The National TB Programme has recognised the danger of poor adherence to treatment and is scrambling to improve matters in time for the arrival of quality drugs.

To minimise the number of drop-outs, Toktogonova said, treatment has been reformed into a four-stage model with six months each spent in intensive care, a rehabilitation home outside the city, an open ward near Lake Issyk-Kul and finally treatment at home.

"This has already brought the number of therapy violations down from some 24 every month to a mere four," she says, commenting on the reform’s impact on the existing MDR pilot project.

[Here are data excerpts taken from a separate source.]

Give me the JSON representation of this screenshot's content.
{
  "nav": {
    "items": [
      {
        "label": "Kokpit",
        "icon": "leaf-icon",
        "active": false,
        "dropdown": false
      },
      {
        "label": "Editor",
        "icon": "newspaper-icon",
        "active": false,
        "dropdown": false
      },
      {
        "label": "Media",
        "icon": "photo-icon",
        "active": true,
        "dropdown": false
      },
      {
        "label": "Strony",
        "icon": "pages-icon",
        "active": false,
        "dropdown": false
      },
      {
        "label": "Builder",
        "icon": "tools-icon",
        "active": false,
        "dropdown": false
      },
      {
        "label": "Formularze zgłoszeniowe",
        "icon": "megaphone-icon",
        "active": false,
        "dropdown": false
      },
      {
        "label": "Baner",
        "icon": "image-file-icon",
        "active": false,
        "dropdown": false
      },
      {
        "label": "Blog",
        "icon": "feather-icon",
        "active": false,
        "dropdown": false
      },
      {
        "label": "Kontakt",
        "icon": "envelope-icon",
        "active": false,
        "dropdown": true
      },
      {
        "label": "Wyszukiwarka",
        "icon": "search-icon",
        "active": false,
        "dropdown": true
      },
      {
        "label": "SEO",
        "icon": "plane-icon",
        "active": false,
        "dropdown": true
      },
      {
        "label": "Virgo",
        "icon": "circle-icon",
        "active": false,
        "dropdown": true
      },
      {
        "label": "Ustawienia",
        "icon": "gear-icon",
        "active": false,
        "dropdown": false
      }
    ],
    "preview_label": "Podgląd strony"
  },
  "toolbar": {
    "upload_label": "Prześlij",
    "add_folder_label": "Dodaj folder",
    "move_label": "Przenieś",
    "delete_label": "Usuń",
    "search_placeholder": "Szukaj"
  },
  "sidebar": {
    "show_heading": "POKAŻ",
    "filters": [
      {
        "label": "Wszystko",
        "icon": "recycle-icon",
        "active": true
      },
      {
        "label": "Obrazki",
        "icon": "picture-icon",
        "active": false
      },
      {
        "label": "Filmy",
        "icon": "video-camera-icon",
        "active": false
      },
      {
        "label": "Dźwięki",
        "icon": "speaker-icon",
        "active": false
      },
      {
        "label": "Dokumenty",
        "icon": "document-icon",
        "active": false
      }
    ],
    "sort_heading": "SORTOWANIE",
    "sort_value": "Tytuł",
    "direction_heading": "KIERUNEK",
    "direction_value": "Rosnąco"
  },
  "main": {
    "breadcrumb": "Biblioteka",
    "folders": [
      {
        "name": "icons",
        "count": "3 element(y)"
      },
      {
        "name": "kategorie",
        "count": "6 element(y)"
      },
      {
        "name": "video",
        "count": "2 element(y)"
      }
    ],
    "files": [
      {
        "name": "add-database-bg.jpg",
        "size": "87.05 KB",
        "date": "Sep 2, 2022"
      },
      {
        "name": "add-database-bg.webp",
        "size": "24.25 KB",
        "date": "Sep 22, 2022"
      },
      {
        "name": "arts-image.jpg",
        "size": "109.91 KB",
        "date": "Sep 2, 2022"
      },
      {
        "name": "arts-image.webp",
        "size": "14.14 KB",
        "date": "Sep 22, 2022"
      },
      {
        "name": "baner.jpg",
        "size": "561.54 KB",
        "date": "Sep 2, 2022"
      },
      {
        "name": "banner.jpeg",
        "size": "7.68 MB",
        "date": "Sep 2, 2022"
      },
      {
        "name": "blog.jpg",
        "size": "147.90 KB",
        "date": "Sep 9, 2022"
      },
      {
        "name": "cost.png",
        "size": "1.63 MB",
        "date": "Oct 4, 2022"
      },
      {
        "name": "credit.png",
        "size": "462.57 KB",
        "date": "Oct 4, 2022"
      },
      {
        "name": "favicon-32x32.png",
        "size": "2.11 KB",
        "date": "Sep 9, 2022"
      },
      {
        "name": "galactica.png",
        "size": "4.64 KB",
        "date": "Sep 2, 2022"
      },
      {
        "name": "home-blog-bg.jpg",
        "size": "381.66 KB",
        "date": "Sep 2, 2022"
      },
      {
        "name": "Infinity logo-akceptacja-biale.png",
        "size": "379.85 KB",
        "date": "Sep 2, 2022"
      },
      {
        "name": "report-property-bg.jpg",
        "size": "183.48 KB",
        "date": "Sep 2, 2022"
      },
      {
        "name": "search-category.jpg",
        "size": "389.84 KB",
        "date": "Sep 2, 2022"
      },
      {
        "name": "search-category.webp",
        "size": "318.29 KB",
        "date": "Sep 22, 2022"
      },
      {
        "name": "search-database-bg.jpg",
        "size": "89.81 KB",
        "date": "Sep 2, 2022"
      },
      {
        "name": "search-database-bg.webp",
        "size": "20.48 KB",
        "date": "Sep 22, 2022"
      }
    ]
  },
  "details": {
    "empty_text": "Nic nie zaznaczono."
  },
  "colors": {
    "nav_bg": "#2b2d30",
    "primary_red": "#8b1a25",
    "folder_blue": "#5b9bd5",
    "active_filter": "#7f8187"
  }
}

Other measures may include food packages for TB patients and better pay for doctors. The National TB Programme headed by Alisherov has applied to the Global Fund to Fight AIDS, Tuberculosis and Malaria for 40 million dollars, half of it to pay for food packages that would be distributed to patients every day they show up for their medication, and the rest to go on raising health service salaries.

If approved, the money will not arrive until the summer of 2009.

Despite all the investment and effort, Alisherov says only rising living standards in Kyrgyzstan will ultimately decide the battle against the TB pandemic.

”If the economy stays at this level, we won't beat TB. I say this openly. It will remain where it is now. Perhaps the numbers will go down a little, but it will remain,” Alisherov concludes.

Andreas Hedfors is a freelance journalist in Bishkek.